Pacto fiscal por el campo

Pacto Fiscal para el Campo

Los campesinos han iniciado hoy un nuevo paro nacional en protesta contra la política del gobierno izquierdista de la presidente Claudia Sheinbaum. Sus principales demandas son:

  • No a la propuesta de Ley General de Aguas Nacionales enviada por Sheinbaum al Congreso.

  • Mejores precios de garantía para los granos.

  • Subsidio energético.

Como hemos analizado en ocasiones anteriores, los precios de garantía pueden ser perjudiciales para cualquier bien o servicio. La intervención del Estado en el sistema de precios a menudo termina por distorsionar el mercado y suprimir su capacidad de autorregulación.

Entonces, ¿Cómo si podemos mejorar las condiciones en el campo? La respuesta es simple: mediante un Pacto Fiscal para el Campo.


En qué Consiste el Pacto Fiscal

El Pacto Fiscal para el Campo busca exentar de impuestos a empresas y personas físicas en proporción directa a la inversión que realicen en el sector.

Ejemplo: Supongamos que Grupo Salinas realiza una inversión directa en infraestructura para el campo por un valor de 50 millones de pesos. Este monto de 50 millones de pesos invertidos sería descontado del pago de impuestos de Grupo Salinas.

El objetivo es fomentar la coinversión para la modernización del campo y la desmonopolización de la industria, especialmente frente a actores dominantes como MASECA, cuyo rol es significativo en la precarización del precio del grano.


Beneficios y Requisitos para el Sector Agrícola

Los beneficios de este pacto fiscal no se limitan a los grandes inversionistas. Es fundamental crear la infraestructura fiscal necesaria para un esquema económico que fomente la prosperidad de los trabajadores del campo.

Para poder recibir y aprovechar la inversión privada, los agricultores y sus empleados deben operar en la formalidad. Esto garantiza el acceso a derechos laborales y para evitar la precarización salarial, debe existir una descuento del pago de impuestos en paralelo al gasto en salarios, es decir si pagas 2 mil pesos la semana de trabajo a un jornalero en la formalidad, pues serían 2 mil pesos menos a pagar en impuestos, asegurando que la inversión privada no sea acaparada solo por el administrador o empleador.

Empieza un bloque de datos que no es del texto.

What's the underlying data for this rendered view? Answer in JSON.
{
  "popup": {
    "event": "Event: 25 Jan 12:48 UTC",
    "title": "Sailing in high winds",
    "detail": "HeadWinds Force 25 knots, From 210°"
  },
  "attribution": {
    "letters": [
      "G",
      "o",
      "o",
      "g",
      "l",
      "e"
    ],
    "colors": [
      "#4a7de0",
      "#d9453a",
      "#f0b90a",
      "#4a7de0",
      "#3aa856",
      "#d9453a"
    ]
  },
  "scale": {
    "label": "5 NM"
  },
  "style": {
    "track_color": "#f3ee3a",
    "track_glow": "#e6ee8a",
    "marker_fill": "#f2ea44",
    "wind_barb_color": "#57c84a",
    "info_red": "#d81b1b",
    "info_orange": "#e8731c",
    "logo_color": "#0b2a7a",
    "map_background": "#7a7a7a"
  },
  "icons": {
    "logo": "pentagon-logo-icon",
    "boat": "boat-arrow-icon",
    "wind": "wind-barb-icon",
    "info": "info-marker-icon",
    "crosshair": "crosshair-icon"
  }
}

Los agricultores también recibirían un descuento en el pago de impuestos que sería proporcional a la suma del gasto nominal (salarios y prestaciones) de sus trabajadores.

Ejemplo: Un agricultor recibe una inversión de 50 millones de pesos y genera 70 millones de pesos en producción. Si debe pagar el 8% de esos ingresos en impuestos ($5.6 millones), puede reducir el pago de impuestos aumentando los salarios de sus trabajadores, ya que el descuento será mayor cuanto más se les pague.

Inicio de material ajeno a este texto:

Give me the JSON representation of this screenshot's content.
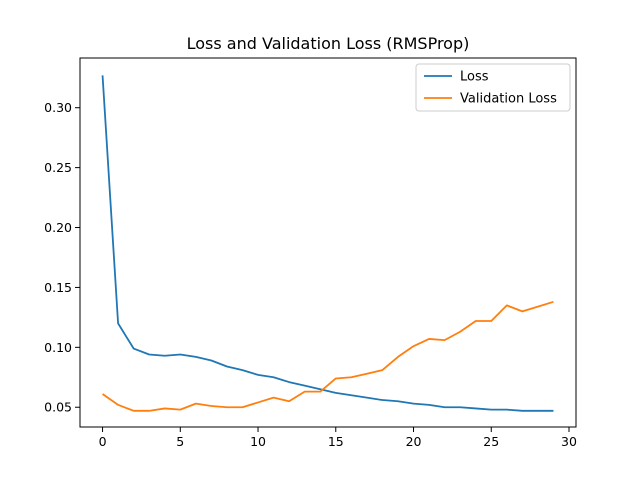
{
  "chart_data": {
    "type": "line",
    "title": "Loss and Validation Loss (RMSProp)",
    "xlabel": "",
    "ylabel": "",
    "xlim": [
      -1.45,
      30.45
    ],
    "ylim": [
      0.0335,
      0.3415
    ],
    "xticks": [
      0,
      5,
      10,
      15,
      20,
      25,
      30
    ],
    "xtick_labels": [
      "0",
      "5",
      "10",
      "15",
      "20",
      "25",
      "30"
    ],
    "yticks": [
      0.05,
      0.1,
      0.15,
      0.2,
      0.25,
      0.3
    ],
    "ytick_labels": [
      "0.05",
      "0.10",
      "0.15",
      "0.20",
      "0.25",
      "0.30"
    ],
    "grid": false,
    "legend_position": "top-right",
    "x": [
      0,
      1,
      2,
      3,
      4,
      5,
      6,
      7,
      8,
      9,
      10,
      11,
      12,
      13,
      14,
      15,
      16,
      17,
      18,
      19,
      20,
      21,
      22,
      23,
      24,
      25,
      26,
      27,
      28,
      29
    ],
    "series": [
      {
        "name": "Loss",
        "color": "#1f77b4",
        "values": [
          0.327,
          0.12,
          0.099,
          0.094,
          0.093,
          0.094,
          0.092,
          0.089,
          0.084,
          0.081,
          0.077,
          0.075,
          0.071,
          0.068,
          0.065,
          0.062,
          0.06,
          0.058,
          0.056,
          0.055,
          0.053,
          0.052,
          0.05,
          0.05,
          0.049,
          0.048,
          0.048,
          0.047,
          0.047,
          0.047
        ]
      },
      {
        "name": "Validation Loss",
        "color": "#ff7f0e",
        "values": [
          0.061,
          0.052,
          0.047,
          0.047,
          0.049,
          0.048,
          0.053,
          0.051,
          0.05,
          0.05,
          0.054,
          0.058,
          0.055,
          0.063,
          0.063,
          0.074,
          0.075,
          0.078,
          0.081,
          0.092,
          0.101,
          0.107,
          0.106,
          0.113,
          0.122,
          0.122,
          0.135,
          0.13,
          0.134,
          0.138
        ]
      }
    ]
  }
}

Inversión Social y Rol del Gobierno

Además, si los administradores del campo invierten en obras comunitarias—como la construcción de clínicas y abastecimiento de medicamentos, la creación y conservación de caminos, o la construcción de aulas para combatir el analfabetismo y el rezago educativo—, toda esa inversión será descontada en paralelo al pago de impuestos.

De nuevo la explicación. Si en inversión comunitaria se realiza un gasto de 7 millones por parte de los administradores del campo, entonces se descuenta 7 millones del pago de impuestos.

En este pacto fiscal el tope de excepción de pago de impuesto es 0, es decir el Estado no puede deberle a un inversor dinero.

Como vemos, este pacto fiscal garantiza el acceso a la movilidad social y el mejoramiento de las condiciones de vida a través de la inversión privada. En este esquema, el gobierno opera únicamente como un supervisor que verifica que las cantidades invertidas no sean simuladas y que los administradores no malversen los fondos.